MLB is the most mature of the four models and the only one with a published full-season backtest. The numbers below come from replaying the pipeline across the entire 2025 regular season (2,421 games) using walk-forward data, meaning each game was projected with only the information that was available beforehand, with no peeking at results. All bets were graded at the prices that would have been available on a standard -110 market.

Parameter	Value	Why
Games backtested	2,421	Full 2025 MLB regular season, walk-forward
Overall accuracy	55.8%	Breakeven at standard -110 pricing is 52.4%
Strong picks (>60% / <40%)	67.0%	When the model is confident, it's right more often
Brier skill score	+0.0261	Positive = better than coin flip; measures calibration

The Brier skill score is arguably the most important number here. It measures how well the model's probabilities are calibrated: whether a 60% forecast wins 60% of the time, whether a 30% forecast wins 30% of the time, and so on across the whole distribution. A model can pick winners at a high rate while still losing money if its probabilities are miscalibrated, and the Brier score penalizes that directly. Positive Brier skill plus above-breakeven accuracy across 2,400+ games is the statistical fingerprint of a working model.

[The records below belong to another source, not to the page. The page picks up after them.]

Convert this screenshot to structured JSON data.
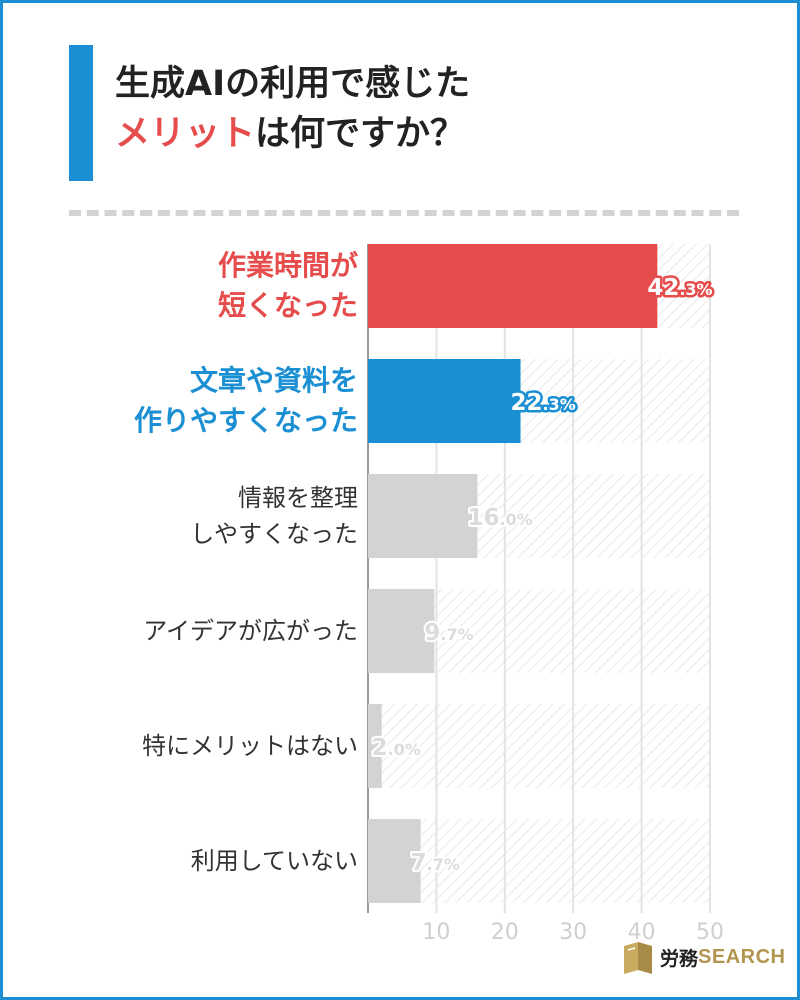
{
  "title": {
    "line1": "生成AIの利用で感じた",
    "line2_highlight": "メリット",
    "line2_rest": "は何ですか？"
  },
  "colors": {
    "accent_blue": "#1a8fd3",
    "accent_red": "#e64c4c",
    "bar_gray": "#d3d3d3",
    "bar_red": "#e64c4c",
    "bar_blue": "#1a8fd3"
  },
  "chart_data": {
    "type": "bar",
    "orientation": "horizontal",
    "categories": [
      [
        "作業時間が",
        "短くなった"
      ],
      [
        "文章や資料を",
        "作りやすくなった"
      ],
      [
        "情報を整理",
        "しやすくなった"
      ],
      [
        "アイデアが広がった"
      ],
      [
        "特にメリットはない"
      ],
      [
        "利用していない"
      ]
    ],
    "values": [
      42.3,
      22.3,
      16.0,
      9.7,
      2.0,
      7.7
    ],
    "value_labels": [
      "42.3%",
      "22.3%",
      "16.0%",
      "9.7%",
      "2.0%",
      "7.7%"
    ],
    "highlight": [
      "red",
      "blue",
      "none",
      "none",
      "none",
      "none"
    ],
    "xlim": [
      0,
      50
    ],
    "xticks": [
      10,
      20,
      30,
      40,
      50
    ],
    "grid": true
  },
  "logo": {
    "jp": "労務",
    "en": "SEARCH"
  }
}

When to Trust This Model (and When Not To)

Every model has soft spots. Being honest about MLB's keeps you from over-betting situations the math doesn't actually cover well.

Trust it most

Games after mid-April, once starter samples are ~30+ IP
Confirmed starting pitchers (not "TBD")
Outdoor games with ingested weather data
Matchups between teams at least 20 games into the season
F5 (first 5 innings) markets, where pitcher signal is strongest

Trust it least

Opening Day through mid-April (small pitcher samples)
Bullpen or opener games (the pitcher rating assumes a true starter)
Spring training, exhibition, and international-series games (not supported)
Last-second lineup changes that the model hasn't re-ingested yet
Extremely rainy forecasts that could become rainouts

The parameter values on this page are rendered from the running system and refresh periodically; when a weight or threshold changes, this page reflects it automatically.